The determinant of a square Vandermonde matrix is called a Vandermonde polynomial or Vandermonde determinant. Its value is the polynomial

\[\operatorname{det}(V)=\prod_{0 \leq i<j \leq n}\left(x_j-x_i\right) \]

我们的假设是每个观测的点都不一样，所以 $\operatorname{det}(V) \neq 0$. 也就是有唯一解.

在引入 Lagrange interpolation 之前，其实这个思想和中国剩余定理很相似. 不妨先复习复习中国剩余定理.

有物不知其数，三三数之剩二，五五数之剩三，七七数之剩二。问物几何？

也就是求解同余方程组:

\[\left\{\begin{aligned} x & \equiv 2 \quad\left(\bmod 3\right) \\ x & \equiv 3 \quad\left(\bmod 5\right) \\ x & \equiv 2 \quad \left(\bmod 7\right) \end{aligned}\right. \]

我们想知道，解的

existence
uniqueness
how to find

首先确定解的范围. 可以注意到，如果 $n_1$ 是一个解，那么 $n_2 = n_1 + 105$ 也是一个可行解. 那么只考虑 $R = [1, 105]$ 中的可行解就行了.

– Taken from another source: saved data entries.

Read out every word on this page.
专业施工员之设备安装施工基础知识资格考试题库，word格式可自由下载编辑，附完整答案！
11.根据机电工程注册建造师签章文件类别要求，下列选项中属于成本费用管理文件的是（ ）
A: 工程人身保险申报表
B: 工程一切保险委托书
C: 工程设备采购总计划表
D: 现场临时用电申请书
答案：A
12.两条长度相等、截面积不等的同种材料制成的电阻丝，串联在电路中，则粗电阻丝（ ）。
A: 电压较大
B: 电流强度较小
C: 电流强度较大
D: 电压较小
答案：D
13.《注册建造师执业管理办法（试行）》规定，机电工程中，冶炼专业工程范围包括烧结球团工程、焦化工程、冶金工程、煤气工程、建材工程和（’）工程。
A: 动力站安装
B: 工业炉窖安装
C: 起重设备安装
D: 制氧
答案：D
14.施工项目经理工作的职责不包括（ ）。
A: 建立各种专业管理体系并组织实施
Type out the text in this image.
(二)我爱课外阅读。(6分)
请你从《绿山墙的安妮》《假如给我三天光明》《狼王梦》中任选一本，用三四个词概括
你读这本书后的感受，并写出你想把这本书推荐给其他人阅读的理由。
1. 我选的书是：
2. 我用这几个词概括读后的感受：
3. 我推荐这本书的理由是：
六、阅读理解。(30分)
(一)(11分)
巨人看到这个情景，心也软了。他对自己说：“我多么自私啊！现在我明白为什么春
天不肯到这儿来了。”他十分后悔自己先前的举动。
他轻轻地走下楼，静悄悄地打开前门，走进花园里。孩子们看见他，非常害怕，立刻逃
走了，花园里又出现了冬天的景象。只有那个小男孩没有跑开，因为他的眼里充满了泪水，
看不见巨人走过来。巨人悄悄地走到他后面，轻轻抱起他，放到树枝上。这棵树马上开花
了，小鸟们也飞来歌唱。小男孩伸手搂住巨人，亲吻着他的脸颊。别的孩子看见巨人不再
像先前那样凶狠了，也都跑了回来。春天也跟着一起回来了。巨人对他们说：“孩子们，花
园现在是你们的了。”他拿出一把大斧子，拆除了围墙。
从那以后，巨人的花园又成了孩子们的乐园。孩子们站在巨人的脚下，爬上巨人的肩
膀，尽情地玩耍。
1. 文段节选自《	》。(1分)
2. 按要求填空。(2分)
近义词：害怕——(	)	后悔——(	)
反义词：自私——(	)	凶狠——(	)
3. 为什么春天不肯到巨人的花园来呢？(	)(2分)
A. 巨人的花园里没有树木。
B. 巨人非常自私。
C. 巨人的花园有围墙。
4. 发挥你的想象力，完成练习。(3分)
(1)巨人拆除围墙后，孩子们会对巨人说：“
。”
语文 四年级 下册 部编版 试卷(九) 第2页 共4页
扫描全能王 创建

如果 $n_1,n_2 \in R$ 是两个不同的解, 那么$n_1 - n_2$ 一定被 3, 5, 7 整除，但是注意到 $-104 \leq n_1 - n_2 \leq 104$，这样的 $n_1,n_2$ 并不存在. 所以，如果有在 $R$ 中的解，这个解是唯一的.

关于存在性, 考虑问题集：

\[\left\{\begin{aligned} x & \equiv 0,1,2 \quad\left(\bmod 3\right) \\ x & \equiv 0,1,2,3,4 \quad\left(\bmod 5\right) \\ x & \equiv 0,1,2,3,4,5,6 \quad \left(\bmod 7\right) \end{aligned}\right. \]

意思是，在 $\mod{}$ 后面的数字确定的情况下，一共有$3\times 5 \times 7 = 105$ 个可能的问题. 可能的解有 $|R| = 105$ 个, 每个问题的解都是唯一的, 不同问题的解肯定不一样，所以每个问题都有唯一解.

最后考虑怎么找到解. 我们采取分治思想，把原问题分成互不相干的若干子问题，每个子问题都相对好求解. 最后把子问题的解合并起来就得到原问题的解.

我们首先求解每个子问题：

\[\left\{\begin{aligned} x & \equiv 1 \quad\left(\bmod 3\right) \\ x & \equiv 0 \quad\left(\bmod 5\right) \\ x & \equiv 0 \quad \left(\bmod 7\right) \end{aligned}\right. \quad \left\{\begin{aligned} x & \equiv 0 \quad\left(\bmod 3\right) \\ x & \equiv 1 \quad\left(\bmod 5\right) \\ x & \equiv 0 \quad \left(\bmod 7\right) \end{aligned}\right. \quad \left\{\begin{aligned} x & \equiv 0 \quad\left(\bmod 3\right) \\ x & \equiv 0 \quad\left(\bmod 5\right) \\ x & \equiv 1 \quad \left(\bmod 7\right) \end{aligned}\right. \]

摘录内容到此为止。